# Plants that bees don't like



## Working Drone

We're putting up a fence for an inground pool and want to plant the inside/poolside base with perrenials that will either not interest bees, or actually repell them.

I've done a search on the subject and have come up with sites for people who are allergic to bees that suggest: ornamental grasses; long tubular flowers; red flowers (except bee balm); and feverfew.

A search on this site came up with similar results, but I'll be grateful if anyone here can give me more suggestions. 

Thanks

P.S. We're in zone 5, -20 F.


----------



## concrete-bees

plastic seems to be the only flowers that any bee will not like 

also --- wasp need water to build there nests - they will be more of a problem then honeybees -- having said that honeybees will need water also - they will most likely be attracted to your pool and not your flowers 

back to flowers --- all plants that have flowers - have flowers to attract insects - so if you plant any flower you will attract one form or another of bee, wasp, fly, and butterflies 

hope this helps


----------



## Dave Burrup

Concrete I do not want to step on your toes, but some flowers are wind pollinated and have very little interest for insects. The Shasta Daisys we have do not attract bees. Generalizations are dangerous, but the composites as a group are less interesting to bees. Of course the exceptions are many. Asters and Echinacea are very attractive to bees. I rarely see bees on Forsythia, Dianthus, Iris attract Bumble Bees but not honey bees, they will avoid Daffodils if they have something else to go to, the spreading Campanula we have does not attract bees, many of the hybrid tea and floribunda roses do not atract bees, Peonies and Bleedinghearts do not attract bees. Hope this helps.


----------



## Working Drone

Thanks for the suggestions, we'll check into all of them.

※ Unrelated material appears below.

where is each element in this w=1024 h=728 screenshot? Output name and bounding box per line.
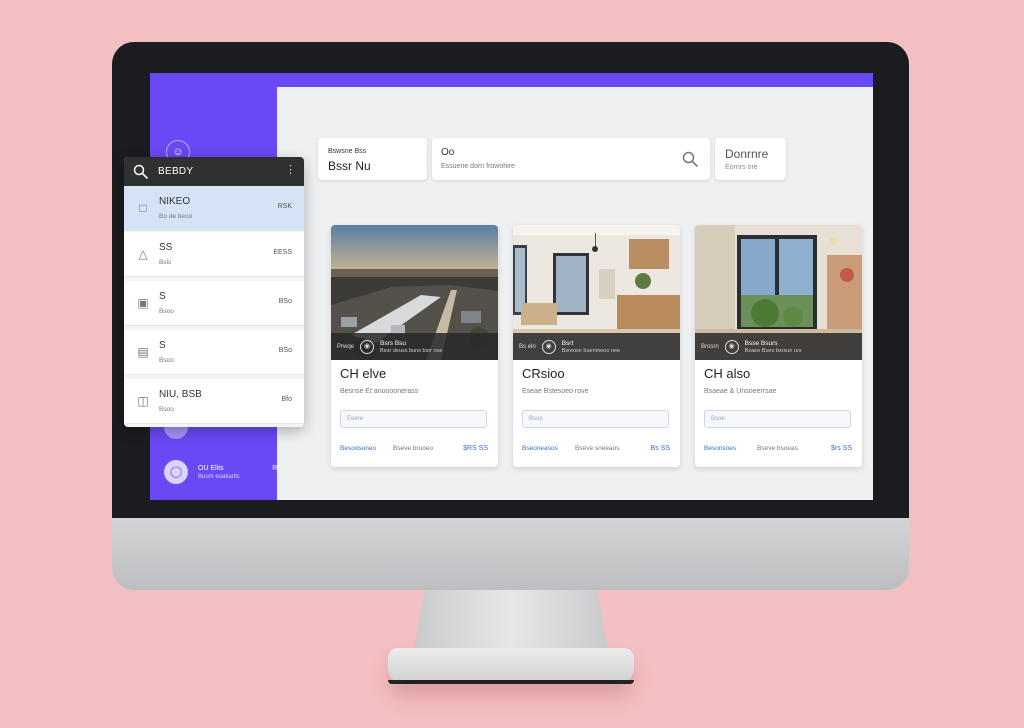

We're surrounded by pasture, pond, and swamp. Maybe we can minimize bee foraging in the pool area.

Thanks again.


----------



## RayMarler

Oleanders. I've only seen a bee on Oleanders once, and it was not on the bloom. I believe I've heard that Oleanders are poisonous. I think it was just resting (the bee). That said, plants that would repel bees are a little different than plants that bees don't go to. I don't know of any plants that will actually repel bees, but then, sometimes I don't know very much! Oh, and come to think of it, I don't think I've ever seen any bugs on Oleanders, not that I can recall. I've got beehives within 6 feet of Oleander now, and there is never a bee on the plants.


----------



## casper_zip

Oleanders are beautiful and poisionous. I have them here, but all family members just look, but don't touch. I have bee hives very close to them, but never seen a bee on the beautiful flowers.

I'm overrun with deer, they eat all my fruit and everything they can, but they will not touch the oleanders. 

My bees are fixing to really work, we have a huge field of watermelons blooming here, have been blessed with lots of flowers, more coming on in the yard and surrounding area.

Casper_zip


----------